A senior exec at Neptune told the Wall Street Journal that Cheung wasn’t a current investor in the company and that Cheung had no business connections with Neptune. Asked about Cheung’s presence at a Neptune event this March, during which Cheung distributed business cards identifying him as an executive director of the company, the Neptune exec said “further action” would be taken to prevent any “unauthorized usage” of the company’s name.
In April, Next magazine reported that Cheung’s wife Ng Chor Har had been detained by Hong Kong authorities on charges of money laundering. Cheung’s name has also surfaced in Nevada’s illegal sports betting case against Paul Phua after the FBI discovered a digital copy of Cheung’s passport on a computer belonging to one of the Phua defendants. The FBI has alleged that Phua’s group was using Neptune’s VIP gaming rooms in Macau to distribute winnings to bettors.

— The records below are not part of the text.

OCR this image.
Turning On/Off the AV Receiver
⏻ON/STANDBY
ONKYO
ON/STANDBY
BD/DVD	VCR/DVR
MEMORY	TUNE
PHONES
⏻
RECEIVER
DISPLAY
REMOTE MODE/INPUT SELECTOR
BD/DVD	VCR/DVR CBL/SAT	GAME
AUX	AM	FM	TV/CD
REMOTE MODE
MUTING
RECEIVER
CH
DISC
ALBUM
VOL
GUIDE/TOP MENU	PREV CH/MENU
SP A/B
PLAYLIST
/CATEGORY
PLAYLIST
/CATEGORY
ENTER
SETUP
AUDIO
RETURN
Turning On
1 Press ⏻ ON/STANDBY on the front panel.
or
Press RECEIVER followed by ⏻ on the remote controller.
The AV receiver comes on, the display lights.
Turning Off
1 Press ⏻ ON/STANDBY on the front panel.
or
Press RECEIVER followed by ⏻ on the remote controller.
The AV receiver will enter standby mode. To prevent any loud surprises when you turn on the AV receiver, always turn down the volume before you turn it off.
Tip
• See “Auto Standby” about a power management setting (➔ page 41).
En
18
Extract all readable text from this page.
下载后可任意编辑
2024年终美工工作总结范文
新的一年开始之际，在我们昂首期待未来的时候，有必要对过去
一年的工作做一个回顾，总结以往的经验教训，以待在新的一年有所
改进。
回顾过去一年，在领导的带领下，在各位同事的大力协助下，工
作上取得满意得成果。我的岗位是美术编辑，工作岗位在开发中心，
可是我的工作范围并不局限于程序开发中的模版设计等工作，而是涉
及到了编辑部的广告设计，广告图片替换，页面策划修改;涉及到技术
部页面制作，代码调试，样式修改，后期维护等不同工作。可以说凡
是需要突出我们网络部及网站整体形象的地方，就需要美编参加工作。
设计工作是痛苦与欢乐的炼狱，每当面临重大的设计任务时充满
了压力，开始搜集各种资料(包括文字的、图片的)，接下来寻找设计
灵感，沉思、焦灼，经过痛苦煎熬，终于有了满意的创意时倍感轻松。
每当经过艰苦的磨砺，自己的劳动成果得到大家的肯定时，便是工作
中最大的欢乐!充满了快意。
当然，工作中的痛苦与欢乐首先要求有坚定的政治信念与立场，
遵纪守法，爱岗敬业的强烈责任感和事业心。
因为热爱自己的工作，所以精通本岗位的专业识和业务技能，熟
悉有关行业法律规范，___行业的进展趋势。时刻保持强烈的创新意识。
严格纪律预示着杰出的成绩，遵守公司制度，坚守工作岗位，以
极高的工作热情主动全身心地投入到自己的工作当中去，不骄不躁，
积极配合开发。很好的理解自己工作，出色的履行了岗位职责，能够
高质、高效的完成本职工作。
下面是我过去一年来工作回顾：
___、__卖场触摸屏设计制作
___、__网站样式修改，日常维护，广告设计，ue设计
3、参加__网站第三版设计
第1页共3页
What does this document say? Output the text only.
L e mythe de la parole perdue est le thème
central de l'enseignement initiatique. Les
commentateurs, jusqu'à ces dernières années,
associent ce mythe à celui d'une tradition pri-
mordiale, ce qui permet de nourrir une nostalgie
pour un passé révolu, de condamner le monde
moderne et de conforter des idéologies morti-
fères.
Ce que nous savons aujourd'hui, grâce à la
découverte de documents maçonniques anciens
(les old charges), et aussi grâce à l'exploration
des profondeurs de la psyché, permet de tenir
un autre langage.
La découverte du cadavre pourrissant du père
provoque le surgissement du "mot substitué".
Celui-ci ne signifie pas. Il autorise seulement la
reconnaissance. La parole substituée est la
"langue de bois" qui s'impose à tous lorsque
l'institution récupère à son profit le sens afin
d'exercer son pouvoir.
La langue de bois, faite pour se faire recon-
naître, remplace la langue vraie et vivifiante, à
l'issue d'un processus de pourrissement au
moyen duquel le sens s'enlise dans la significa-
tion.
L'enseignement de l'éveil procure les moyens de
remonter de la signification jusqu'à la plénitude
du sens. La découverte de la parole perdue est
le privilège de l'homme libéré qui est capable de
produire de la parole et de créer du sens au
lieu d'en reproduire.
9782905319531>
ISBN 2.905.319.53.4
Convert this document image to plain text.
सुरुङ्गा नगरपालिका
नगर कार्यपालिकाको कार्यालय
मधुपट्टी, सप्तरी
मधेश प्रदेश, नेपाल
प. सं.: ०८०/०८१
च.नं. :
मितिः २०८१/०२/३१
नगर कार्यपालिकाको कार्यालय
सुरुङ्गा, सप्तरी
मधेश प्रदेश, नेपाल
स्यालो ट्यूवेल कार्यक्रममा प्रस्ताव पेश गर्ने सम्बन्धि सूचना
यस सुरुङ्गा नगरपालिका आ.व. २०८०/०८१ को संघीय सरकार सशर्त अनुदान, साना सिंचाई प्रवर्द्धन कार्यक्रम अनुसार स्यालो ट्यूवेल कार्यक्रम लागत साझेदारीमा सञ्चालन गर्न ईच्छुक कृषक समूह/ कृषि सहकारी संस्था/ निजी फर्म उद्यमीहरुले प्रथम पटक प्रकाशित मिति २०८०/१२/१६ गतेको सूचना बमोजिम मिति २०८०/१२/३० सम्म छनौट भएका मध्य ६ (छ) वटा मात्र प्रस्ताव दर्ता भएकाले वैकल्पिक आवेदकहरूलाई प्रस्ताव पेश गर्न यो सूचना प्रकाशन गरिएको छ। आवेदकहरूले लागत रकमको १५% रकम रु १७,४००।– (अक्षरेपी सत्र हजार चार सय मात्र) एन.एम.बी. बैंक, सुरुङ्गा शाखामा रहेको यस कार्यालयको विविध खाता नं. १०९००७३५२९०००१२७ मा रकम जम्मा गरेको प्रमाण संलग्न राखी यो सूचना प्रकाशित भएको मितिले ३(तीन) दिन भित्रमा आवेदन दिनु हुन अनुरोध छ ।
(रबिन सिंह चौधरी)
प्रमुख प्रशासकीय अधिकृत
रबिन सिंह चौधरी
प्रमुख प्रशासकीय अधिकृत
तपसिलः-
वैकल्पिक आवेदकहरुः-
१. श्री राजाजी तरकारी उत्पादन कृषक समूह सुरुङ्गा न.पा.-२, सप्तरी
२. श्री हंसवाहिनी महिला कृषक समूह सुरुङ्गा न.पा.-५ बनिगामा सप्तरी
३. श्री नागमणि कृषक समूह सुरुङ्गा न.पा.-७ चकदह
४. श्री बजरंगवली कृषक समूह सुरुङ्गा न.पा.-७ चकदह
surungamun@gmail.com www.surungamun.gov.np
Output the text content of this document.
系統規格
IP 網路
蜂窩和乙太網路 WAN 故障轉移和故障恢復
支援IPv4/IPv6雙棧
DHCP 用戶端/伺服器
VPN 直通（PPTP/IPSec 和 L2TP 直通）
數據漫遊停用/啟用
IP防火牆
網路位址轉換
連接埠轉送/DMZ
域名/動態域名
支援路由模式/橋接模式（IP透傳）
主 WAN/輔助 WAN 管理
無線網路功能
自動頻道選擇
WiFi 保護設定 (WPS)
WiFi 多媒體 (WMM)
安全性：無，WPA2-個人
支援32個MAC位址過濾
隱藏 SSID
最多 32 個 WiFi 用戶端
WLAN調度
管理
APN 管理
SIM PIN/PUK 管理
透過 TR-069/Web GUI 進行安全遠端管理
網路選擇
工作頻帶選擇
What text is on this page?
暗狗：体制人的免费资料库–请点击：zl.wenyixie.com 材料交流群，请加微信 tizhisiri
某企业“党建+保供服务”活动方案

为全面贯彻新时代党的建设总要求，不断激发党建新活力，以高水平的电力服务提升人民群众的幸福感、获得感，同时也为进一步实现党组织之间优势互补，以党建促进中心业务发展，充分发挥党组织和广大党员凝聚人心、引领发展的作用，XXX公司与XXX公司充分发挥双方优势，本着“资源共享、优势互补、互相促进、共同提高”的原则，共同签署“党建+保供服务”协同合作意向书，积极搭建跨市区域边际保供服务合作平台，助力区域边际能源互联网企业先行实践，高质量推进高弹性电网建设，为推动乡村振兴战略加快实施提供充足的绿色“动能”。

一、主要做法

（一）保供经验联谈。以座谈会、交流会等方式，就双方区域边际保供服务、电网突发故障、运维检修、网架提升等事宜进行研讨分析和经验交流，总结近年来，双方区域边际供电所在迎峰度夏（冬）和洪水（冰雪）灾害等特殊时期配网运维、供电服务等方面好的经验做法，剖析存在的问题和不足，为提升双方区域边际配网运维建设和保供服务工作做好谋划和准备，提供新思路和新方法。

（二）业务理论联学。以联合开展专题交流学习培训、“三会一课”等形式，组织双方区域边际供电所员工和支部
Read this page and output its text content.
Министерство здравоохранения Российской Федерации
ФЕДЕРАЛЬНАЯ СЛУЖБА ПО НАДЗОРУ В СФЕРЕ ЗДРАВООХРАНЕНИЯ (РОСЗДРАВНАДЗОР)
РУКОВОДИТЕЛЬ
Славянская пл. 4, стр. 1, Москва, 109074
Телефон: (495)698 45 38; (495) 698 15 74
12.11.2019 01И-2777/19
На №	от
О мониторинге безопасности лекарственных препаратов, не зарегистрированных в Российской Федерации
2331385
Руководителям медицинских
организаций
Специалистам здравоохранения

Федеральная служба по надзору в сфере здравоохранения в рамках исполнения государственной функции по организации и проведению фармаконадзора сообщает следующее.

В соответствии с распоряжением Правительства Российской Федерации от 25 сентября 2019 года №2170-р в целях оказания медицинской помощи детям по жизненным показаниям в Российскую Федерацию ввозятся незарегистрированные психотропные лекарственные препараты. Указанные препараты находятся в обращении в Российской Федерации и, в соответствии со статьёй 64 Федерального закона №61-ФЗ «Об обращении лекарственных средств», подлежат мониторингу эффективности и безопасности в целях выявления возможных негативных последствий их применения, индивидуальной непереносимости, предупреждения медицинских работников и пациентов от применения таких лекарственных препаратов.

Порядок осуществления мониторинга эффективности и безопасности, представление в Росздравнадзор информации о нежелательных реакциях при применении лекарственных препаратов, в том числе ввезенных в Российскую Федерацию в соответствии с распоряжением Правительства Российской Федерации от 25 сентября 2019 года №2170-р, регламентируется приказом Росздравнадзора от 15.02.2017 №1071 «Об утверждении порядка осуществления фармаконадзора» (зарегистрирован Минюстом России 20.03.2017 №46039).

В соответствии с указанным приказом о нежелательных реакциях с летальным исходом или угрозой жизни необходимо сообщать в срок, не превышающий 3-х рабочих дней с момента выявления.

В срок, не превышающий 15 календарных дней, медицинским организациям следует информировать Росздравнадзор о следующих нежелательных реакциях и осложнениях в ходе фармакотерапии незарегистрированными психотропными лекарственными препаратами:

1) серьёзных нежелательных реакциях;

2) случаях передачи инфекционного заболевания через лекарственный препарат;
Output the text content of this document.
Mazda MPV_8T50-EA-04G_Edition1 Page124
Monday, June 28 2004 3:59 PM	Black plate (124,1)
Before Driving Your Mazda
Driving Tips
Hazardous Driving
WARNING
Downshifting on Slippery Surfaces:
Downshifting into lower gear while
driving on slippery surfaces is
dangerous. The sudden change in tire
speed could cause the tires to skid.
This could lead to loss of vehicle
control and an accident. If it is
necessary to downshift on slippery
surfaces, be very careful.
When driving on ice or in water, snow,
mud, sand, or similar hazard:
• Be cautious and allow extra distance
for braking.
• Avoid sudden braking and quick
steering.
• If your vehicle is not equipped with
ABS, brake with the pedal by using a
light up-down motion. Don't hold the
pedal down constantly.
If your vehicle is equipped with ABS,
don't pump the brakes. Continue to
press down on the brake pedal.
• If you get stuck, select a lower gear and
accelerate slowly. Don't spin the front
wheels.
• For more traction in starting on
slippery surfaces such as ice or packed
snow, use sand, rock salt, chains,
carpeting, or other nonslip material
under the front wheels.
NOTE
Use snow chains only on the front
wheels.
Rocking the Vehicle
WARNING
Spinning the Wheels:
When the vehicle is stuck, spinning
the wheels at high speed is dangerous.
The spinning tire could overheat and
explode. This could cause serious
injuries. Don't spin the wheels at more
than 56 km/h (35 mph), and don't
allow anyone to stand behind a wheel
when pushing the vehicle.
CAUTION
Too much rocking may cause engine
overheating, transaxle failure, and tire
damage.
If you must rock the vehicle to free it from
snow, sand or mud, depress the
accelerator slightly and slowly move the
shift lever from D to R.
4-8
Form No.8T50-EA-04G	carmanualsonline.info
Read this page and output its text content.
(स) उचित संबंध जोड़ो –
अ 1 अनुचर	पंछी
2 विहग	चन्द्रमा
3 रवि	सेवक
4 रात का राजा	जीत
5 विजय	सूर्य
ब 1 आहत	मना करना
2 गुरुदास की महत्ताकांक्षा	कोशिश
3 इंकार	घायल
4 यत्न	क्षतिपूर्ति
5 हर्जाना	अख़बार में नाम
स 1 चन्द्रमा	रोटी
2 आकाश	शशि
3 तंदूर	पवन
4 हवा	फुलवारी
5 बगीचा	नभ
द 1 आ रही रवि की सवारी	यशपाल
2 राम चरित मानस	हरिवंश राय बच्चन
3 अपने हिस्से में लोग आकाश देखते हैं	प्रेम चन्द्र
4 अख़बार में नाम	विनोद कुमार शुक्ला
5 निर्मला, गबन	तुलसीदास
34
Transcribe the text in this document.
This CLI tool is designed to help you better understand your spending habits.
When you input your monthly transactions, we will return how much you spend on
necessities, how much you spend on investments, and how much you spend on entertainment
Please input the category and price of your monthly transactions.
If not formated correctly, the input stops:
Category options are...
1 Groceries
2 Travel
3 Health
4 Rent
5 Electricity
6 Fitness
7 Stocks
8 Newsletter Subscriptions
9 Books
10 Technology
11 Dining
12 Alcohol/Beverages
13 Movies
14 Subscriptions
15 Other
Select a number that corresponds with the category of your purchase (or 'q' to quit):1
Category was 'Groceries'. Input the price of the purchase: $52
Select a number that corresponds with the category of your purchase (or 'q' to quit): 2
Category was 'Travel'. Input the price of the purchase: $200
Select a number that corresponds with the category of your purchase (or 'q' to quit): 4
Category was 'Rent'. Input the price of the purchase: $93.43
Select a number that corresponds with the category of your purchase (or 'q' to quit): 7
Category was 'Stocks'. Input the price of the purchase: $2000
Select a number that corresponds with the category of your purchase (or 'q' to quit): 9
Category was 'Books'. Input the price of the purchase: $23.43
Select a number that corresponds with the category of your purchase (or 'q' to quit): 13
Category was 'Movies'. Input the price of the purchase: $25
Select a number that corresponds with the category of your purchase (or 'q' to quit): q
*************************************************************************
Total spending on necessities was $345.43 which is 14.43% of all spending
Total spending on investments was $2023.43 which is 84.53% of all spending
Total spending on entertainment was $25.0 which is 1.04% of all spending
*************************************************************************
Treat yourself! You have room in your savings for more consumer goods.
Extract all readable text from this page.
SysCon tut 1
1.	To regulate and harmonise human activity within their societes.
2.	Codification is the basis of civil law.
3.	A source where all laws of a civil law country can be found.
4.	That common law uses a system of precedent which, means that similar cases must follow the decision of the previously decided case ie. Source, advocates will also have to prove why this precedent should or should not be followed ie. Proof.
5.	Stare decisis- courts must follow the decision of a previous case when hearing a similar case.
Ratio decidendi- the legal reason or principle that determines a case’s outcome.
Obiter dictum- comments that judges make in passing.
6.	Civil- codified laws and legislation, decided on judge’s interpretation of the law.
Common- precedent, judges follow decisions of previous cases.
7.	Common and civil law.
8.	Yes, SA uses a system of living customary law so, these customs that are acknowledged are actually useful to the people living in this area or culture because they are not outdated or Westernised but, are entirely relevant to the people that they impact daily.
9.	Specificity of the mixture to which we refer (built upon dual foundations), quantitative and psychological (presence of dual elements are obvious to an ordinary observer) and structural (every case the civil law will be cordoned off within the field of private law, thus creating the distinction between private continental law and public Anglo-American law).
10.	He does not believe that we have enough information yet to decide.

Junket operators have been under increased pressure during Macau’s ongoing revenue decline, which has been driven by a sharp drop in VIP gambling. A perfect storm of factors has restricted junket operators’ ability to front money to China’s VIP gamblers, and the resulting margin squeezing has prompted some smaller junket operators to fold their tents.
On Tuesday, Japan’s Daiwa Securities Group said it expects more junket VIP room closures in the coming months as junkets become increasingly competitive, which will “likely be margin dilutive.” Daiwa also suggests the “sense of pessimism and segment pressures are likely to become longer-term issues.” Other analysts have projected Macau hitting bottom early in 2015 and recovering by the second half of the year but Daiwa believes “a fundamental bottoming-out in the first quarter of 2015 is increasingly unlikely.”
Daiwa says Macau’s slump is “more structural and longer term in nature than is widely appreciated.” Daiwa believes 2015’s VIP run-rates will eventually stabilize at “near-third quarter 2014 levels,” which would equate to a 19% year-on-year decline, more than twice the 8% decline other analysts have projected.